Sustained viral response achieved in 83% of hepatitis C infected patients with new HCV protease inhibitor from Boehringer Ingelheim
BERLIN and INGELHEIM, Germany, 1 April 2011 – New data presented today at the International Liver Congress TM 2011, the 46th Annual Meeting of the European Association for the Study of the Liver (EASL), in Berlin, highlighted the efficacy of Boehringer Ingelheim’s once-daily oral protease inhibitor BI 201335, in both treatment-naïve and -experienced patients with chronic genotype-1 hepatitis C virus (HCV) infection. Genotype-1 HCV is the most challenging genotype of HCV to treat.

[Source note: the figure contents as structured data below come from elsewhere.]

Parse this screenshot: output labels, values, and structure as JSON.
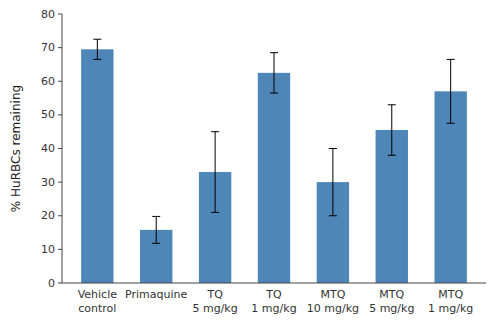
{
  "chart_data": {
    "type": "bar",
    "categories": [
      "Vehicle\ncontrol",
      "Primaquine",
      "TQ\n5 mg/kg",
      "TQ\n1 mg/kg",
      "MTQ\n10 mg/kg",
      "MTQ\n5 mg/kg",
      "MTQ\n1 mg/kg"
    ],
    "values": [
      69.5,
      15.8,
      33.0,
      62.5,
      30.0,
      45.5,
      57.0
    ],
    "errors": [
      3.0,
      4.0,
      12.0,
      6.0,
      10.0,
      7.5,
      9.5
    ],
    "color": "#4f86b8",
    "y_label": "% HuRBCs remaining",
    "ylim": [
      0,
      80
    ],
    "yticks": [
      0,
      10,
      20,
      30,
      40,
      50,
      60,
      70,
      80
    ],
    "grid": false
  }
}
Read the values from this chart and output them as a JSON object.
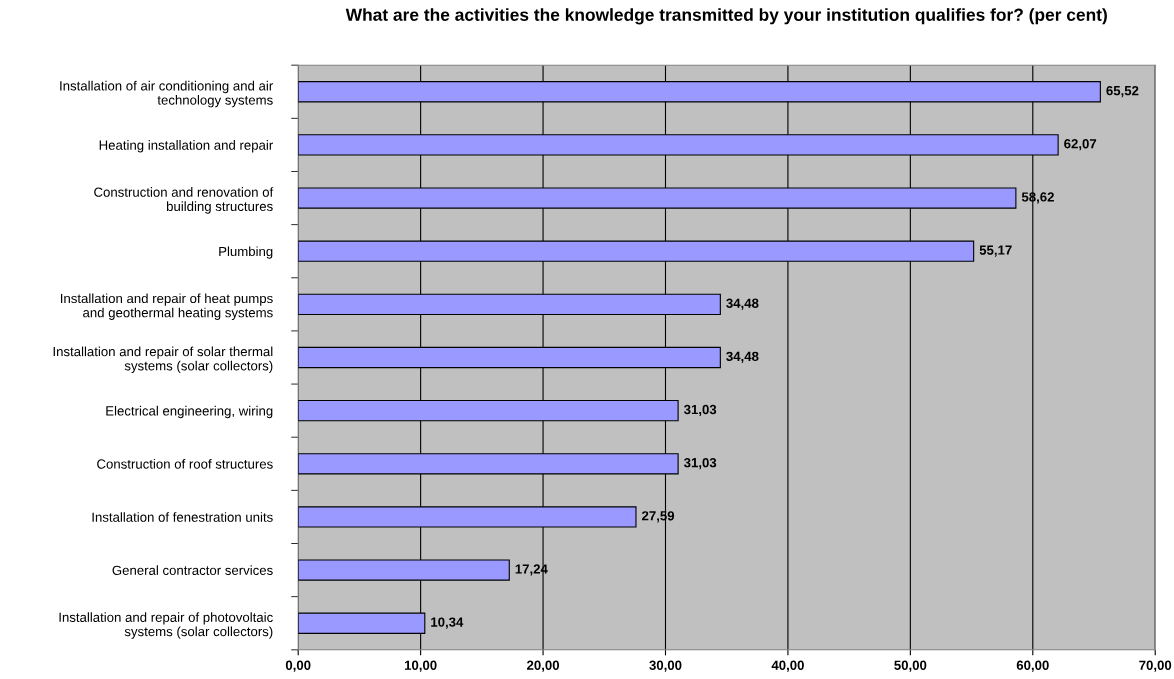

Results from SILEN-C1 trial show high rates of sustained viral response (SVR, which is considered viral cure) in patients with no previous treatments, who received either 120mg or 240mg BI 201335 once-daily plus the current standard-of-care (SOC), i.e. pegylated interferon (PegIFN) and ribavirin (RBV). Up to 87% of patients were able to shorten overall treatment duration from 48 to 24 weeks.
In the SILEN-C2 trial, in non-responding patients, the 240mg
dose of BI 201335 once daily also achieved impressive results in a
population that has not responded to SOC, and achieved such without
a lead in therapy.
“The final results from the SILEN-C1 and 2 trials have
demonstrated the high potential for excellent efficacy of this once
daily protease inhibitor in a broad range of HCV patients,”
said Professor Klaus Dugi, Corporate Senior Vice President Medicine
at Boehringer Ingelheim. “The current standard-of-care in HCV
is not effective for many patients. The viral cure rates achieved
by protease inhibitors such as BI 201335 highlight the possibility
to improve treatment outcomes as well as the option to shorten the
overall treatment duration for the majority of HCV
patients.”
“Boehringer Ingelheim is continuing its long
heritage in virology and is dedicated to developing new medicines
to improve treatment for HCV patients,” continued Professor
Klaus Dugi. “BI 201335 is part of our robust HCV portfolio
that we are investigating with the goal of improving current
treatment and ultimately paving a path for a simpler, more
effective and better tolerated HCV therapy.”